Whenever I’m at work, I look around and I see happy people that love their job. I often fool myself into thinking I love my job (or perhaps I really do at those times), but if I dig deep and answer truthfully, as previous posts have shown, I’m just not happy. But I feel that in order to make it as a nurse researcher, you need to work as a bedside nurse. You need this experience to study the experiences of nursing properly and with credibility.
At least I have a sense of humor about it all. Yesterday, I had two patients (not typical in a Canadian ICU…we generally have one). Both patients had been waiting several days for a bed to open up on the floor. One patient was particularly agitated (to put it mildly) and was, as a result, a handful.

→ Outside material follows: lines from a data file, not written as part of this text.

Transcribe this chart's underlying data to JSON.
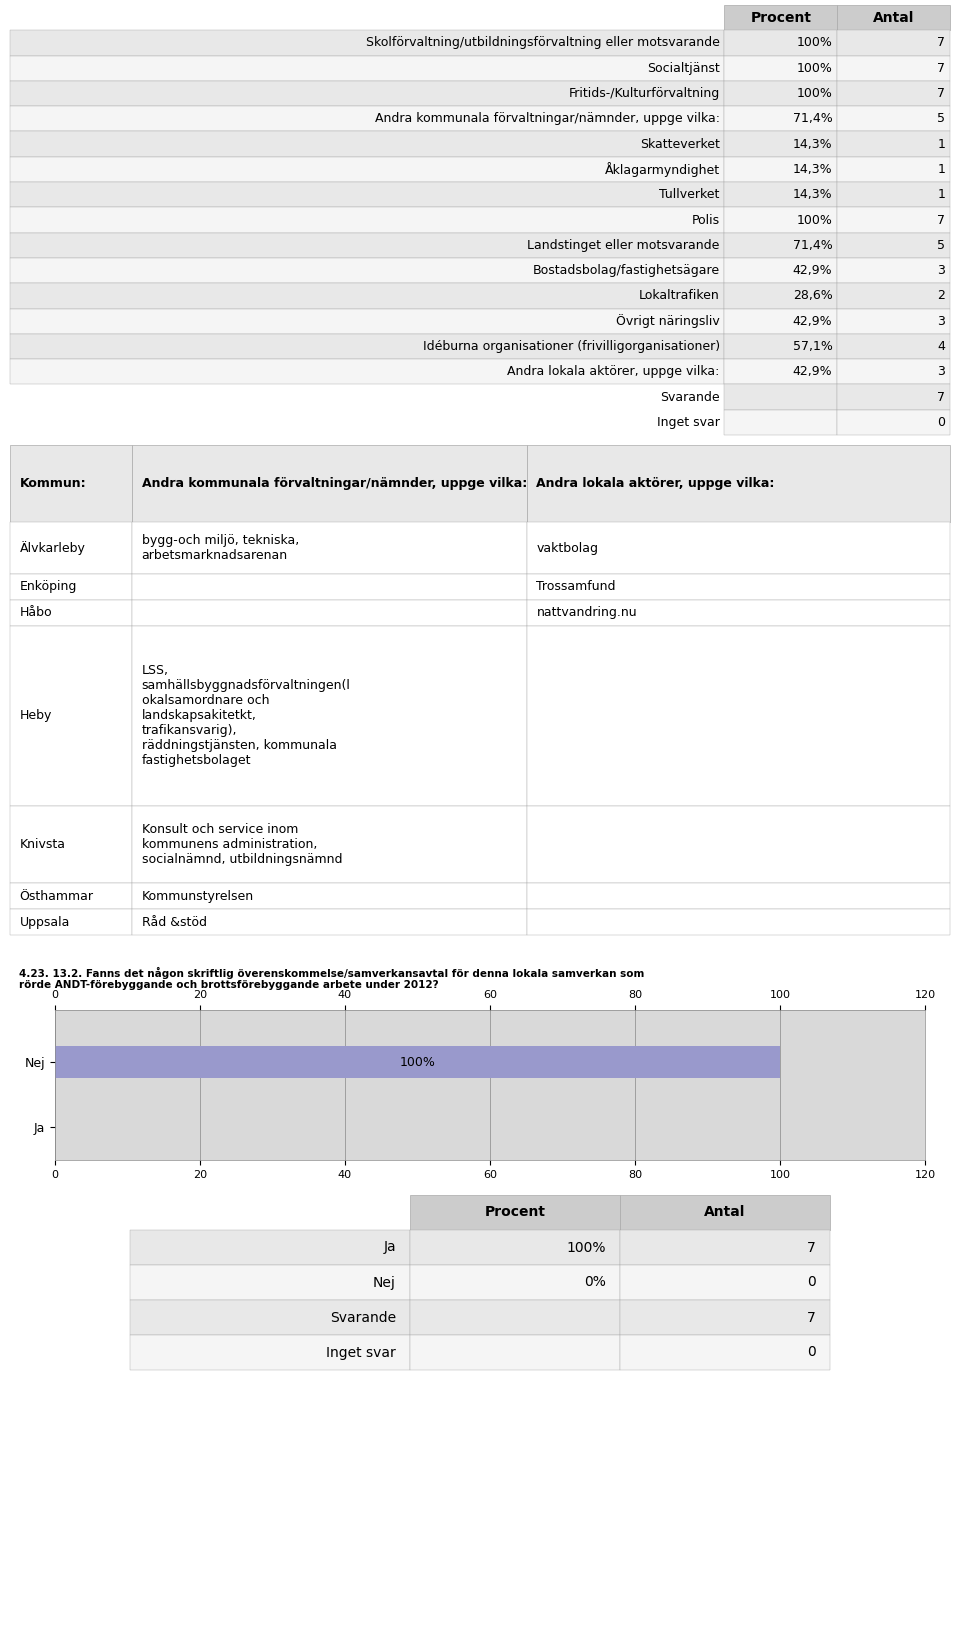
{
  "table1_headers": [
    "",
    "Procent",
    "Antal"
  ],
  "table1_rows": [
    [
      "Skolförvaltning/utbildningsförvaltning eller motsvarande",
      "100%",
      "7"
    ],
    [
      "Socialtjänst",
      "100%",
      "7"
    ],
    [
      "Fritids-/Kulturförvaltning",
      "100%",
      "7"
    ],
    [
      "Andra kommunala förvaltningar/nämnder, uppge vilka:",
      "71,4%",
      "5"
    ],
    [
      "Skatteverket",
      "14,3%",
      "1"
    ],
    [
      "Åklagarmyndighet",
      "14,3%",
      "1"
    ],
    [
      "Tullverket",
      "14,3%",
      "1"
    ],
    [
      "Polis",
      "100%",
      "7"
    ],
    [
      "Landstinget eller motsvarande",
      "71,4%",
      "5"
    ],
    [
      "Bostadsbolag/fastighetsägare",
      "42,9%",
      "3"
    ],
    [
      "Lokaltrafiken",
      "28,6%",
      "2"
    ],
    [
      "Övrigt näringsliv",
      "42,9%",
      "3"
    ],
    [
      "Idéburna organisationer (frivilligorganisationer)",
      "57,1%",
      "4"
    ],
    [
      "Andra lokala aktörer, uppge vilka:",
      "42,9%",
      "3"
    ],
    [
      "Svarande",
      "",
      "7"
    ],
    [
      "Inget svar",
      "",
      "0"
    ]
  ],
  "table2_headers": [
    "Kommun:",
    "Andra kommunala förvaltningar/nämnder, uppge vilka:",
    "Andra lokala aktörer, uppge vilka:"
  ],
  "table2_rows": [
    [
      "Älvkarleby",
      "bygg-och miljö, tekniska,\narbetsmarknadsarenan",
      "vaktbolag"
    ],
    [
      "Enköping",
      "",
      "Trossamfund"
    ],
    [
      "Håbo",
      "",
      "nattvandring.nu"
    ],
    [
      "Heby",
      "LSS,\nsamhällsbyggnadsförvaltningen(l\nokalsamordnare och\nlandskapsakitetkt,\ntrafikansvarig),\nräddningstjänsten, kommunala\nfastighetsbolaget",
      ""
    ],
    [
      "Knivsta",
      "Konsult och service inom\nkommunens administration,\nsocialnämnd, utbildningsnämnd",
      ""
    ],
    [
      "Östhammar",
      "Kommunstyrelsen",
      ""
    ],
    [
      "Uppsala",
      "Råd &stöd",
      ""
    ]
  ],
  "chart_title": "4.23. 13.2. Fanns det någon skriftlig överenskommelse/samverkansavtal för denna lokala samverkan som\nrörde ANDT-förebyggande och brottsförebyggande arbete under 2012?",
  "bar_label": "100%",
  "bar_value": 100,
  "bar_max": 120,
  "bar_color": "#9999cc",
  "x_ticks": [
    0,
    20,
    40,
    60,
    80,
    100,
    120
  ],
  "y_labels": [
    "Ja",
    "Nej"
  ],
  "table3_headers": [
    "",
    "Procent",
    "Antal"
  ],
  "table3_rows": [
    [
      "Ja",
      "100%",
      "7"
    ],
    [
      "Nej",
      "0%",
      "0"
    ],
    [
      "Svarande",
      "",
      "7"
    ],
    [
      "Inget svar",
      "",
      "0"
    ]
  ],
  "bg_color": "#ffffff",
  "table_header_bg": "#cccccc",
  "table_row_bg_odd": "#e8e8e8",
  "table_row_bg_even": "#f5f5f5",
  "chart_bg": "#d9d9d9",
  "border_color": "#aaaaaa"
}
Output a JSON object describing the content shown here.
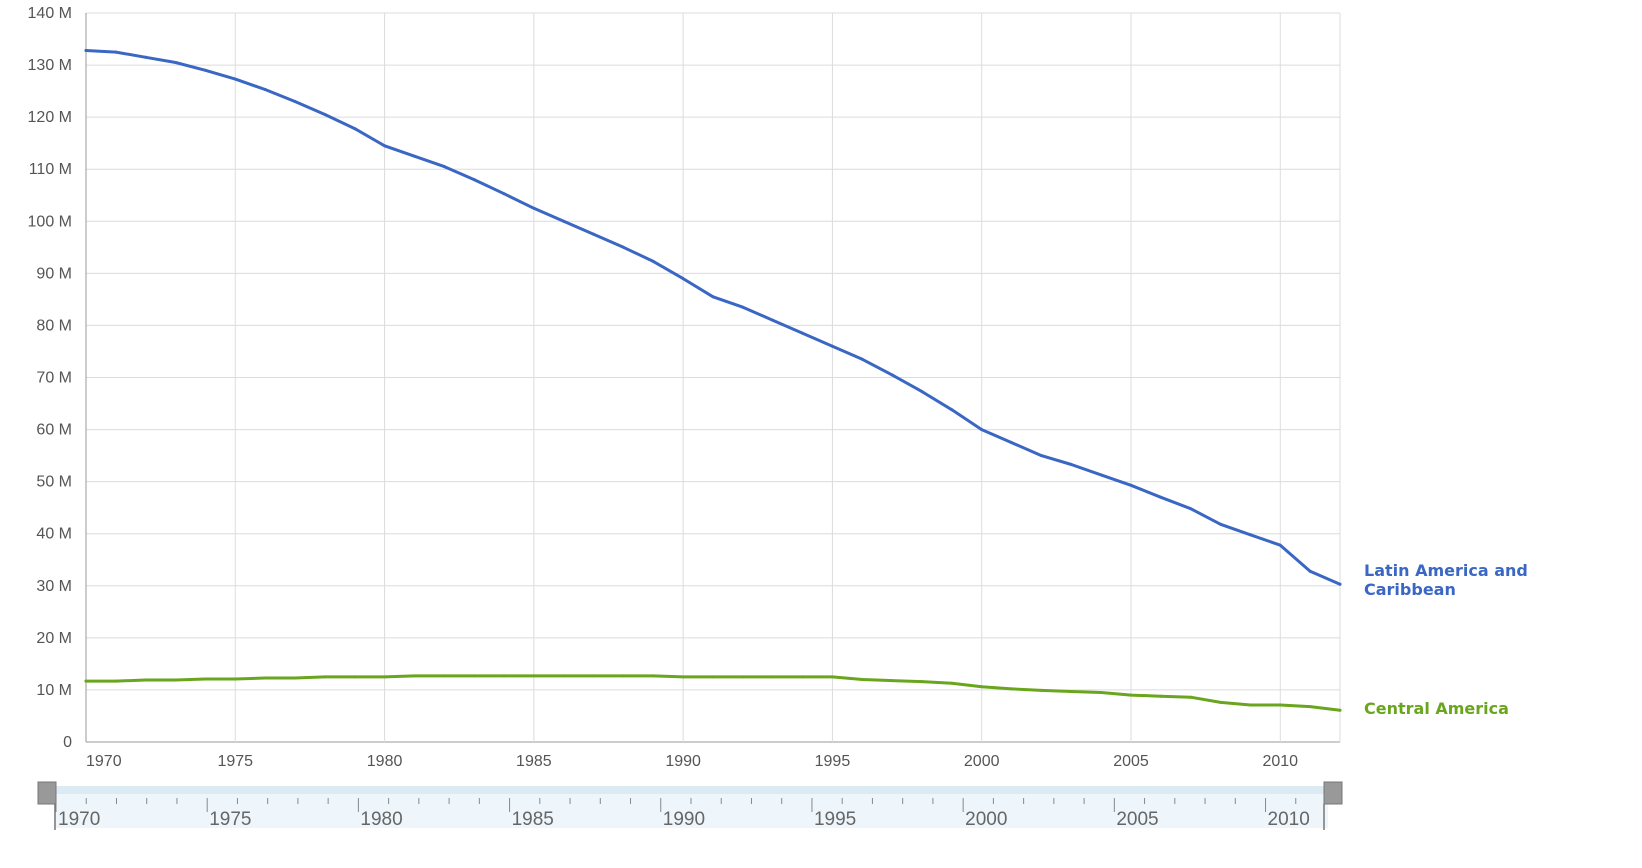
{
  "chart_data": {
    "type": "line",
    "x": [
      1970,
      1971,
      1972,
      1973,
      1974,
      1975,
      1976,
      1977,
      1978,
      1979,
      1980,
      1981,
      1982,
      1983,
      1984,
      1985,
      1986,
      1987,
      1988,
      1989,
      1990,
      1991,
      1992,
      1993,
      1994,
      1995,
      1996,
      1997,
      1998,
      1999,
      2000,
      2001,
      2002,
      2003,
      2004,
      2005,
      2006,
      2007,
      2008,
      2009,
      2010,
      2011,
      2012
    ],
    "series": [
      {
        "name": "Latin America and Caribbean",
        "color": "#3a66c4",
        "values": [
          132.8,
          132.5,
          131.5,
          130.5,
          129,
          127.3,
          125.3,
          123,
          120.5,
          117.8,
          114.5,
          112.5,
          110.5,
          108,
          105.3,
          102.5,
          100,
          97.5,
          95,
          92.3,
          89,
          85.5,
          83.5,
          81,
          78.5,
          76,
          73.5,
          70.5,
          67.3,
          63.8,
          60,
          57.5,
          55,
          53.3,
          51.3,
          49.3,
          47,
          44.8,
          41.8,
          39.8,
          37.8,
          32.8,
          30.3
        ]
      },
      {
        "name": "Central America",
        "color": "#6aa51e",
        "values": [
          11.7,
          11.7,
          11.9,
          11.9,
          12.1,
          12.1,
          12.3,
          12.3,
          12.5,
          12.5,
          12.5,
          12.7,
          12.7,
          12.7,
          12.7,
          12.7,
          12.7,
          12.7,
          12.7,
          12.7,
          12.5,
          12.5,
          12.5,
          12.5,
          12.5,
          12.5,
          12,
          11.8,
          11.6,
          11.3,
          10.6,
          10.2,
          9.9,
          9.7,
          9.5,
          9,
          8.8,
          8.6,
          7.6,
          7.1,
          7.1,
          6.8,
          6.1
        ]
      }
    ],
    "y_ticks": [
      "0",
      "10 M",
      "20 M",
      "30 M",
      "40 M",
      "50 M",
      "60 M",
      "70 M",
      "80 M",
      "90 M",
      "100 M",
      "110 M",
      "120 M",
      "130 M",
      "140 M"
    ],
    "x_ticks": [
      "1970",
      "1975",
      "1980",
      "1985",
      "1990",
      "1995",
      "2000",
      "2005",
      "2010"
    ],
    "ylim": [
      0,
      140
    ],
    "xlim": [
      1970,
      2012
    ],
    "grid": true,
    "legend": "inline-right-end-labels",
    "end_labels": [
      {
        "lines": [
          "Latin America and",
          "Caribbean"
        ],
        "color": "#3a66c4"
      },
      {
        "lines": [
          "Central America"
        ],
        "color": "#6aa51e"
      }
    ],
    "range_slider": {
      "ticks": [
        "1970",
        "1975",
        "1980",
        "1985",
        "1990",
        "1995",
        "2000",
        "2005",
        "2010"
      ],
      "range": [
        1970,
        2012
      ]
    }
  }
}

However, both patients were very low acuity and were nowhere near the sickest patient you see, even as a floor nurse.
I was the only person doubled, so when the charge nurse had to find a spot for one of our new employees, still in training, she put her with me so that I would have help. She was particularly awesome as she was reaching the end of her several months of preceptorship. I took one patient and she took the other, with the goal of being as independent as possible.
I couldn’t help but notice the snickers of other nurses, clearly rolling their eyes, and talking behind my back, shocked that I would be “training” someone new. I use the word training lightly because frankly, a first year nursing student could have cared for her patient, and she needed no help or guidance at all.
All of a sudden I’m hearing choruses of, “but you don’t know what you don’t know!”
Yes, yes, I know, it was inappropriate, but I once again reiterate, I’m new to the ICU, not new to nursing. I’ve had many students and new orientees with me. And, I repeat, these patients were really not sick enough for the ICU.
I sent one of my patients to the floor: the agitated one, yay! One nurse said, with a definite snicker, “oh good, you can help me for a minute, you have no patient now since you discharged yours.”
“Yes I do, I was doubled.”
“Please! The new person is taking care of her, I doubt you don’t even know what her lungs sound like.” She quickly responded, challenging me, I had fallen into her trap. Yup, I could definitely tell she thinks I’m an idiot. I wonder to myself: when will people stop treating me like an idiot, maybe I am an idiot…why won’t someone just tell me if I suck at this job so I can move on with my life!!!
“Yah, I do know what her lungs sound like, they’re quite clear, just a bit diminished to the left lower quadrant…pneumonia.” I guess I did know. I felt vindicated. She didn’t respond.
Where, oh WHERE do people get these holier-than-though attitudes? Oh I could go on and on…I won’t.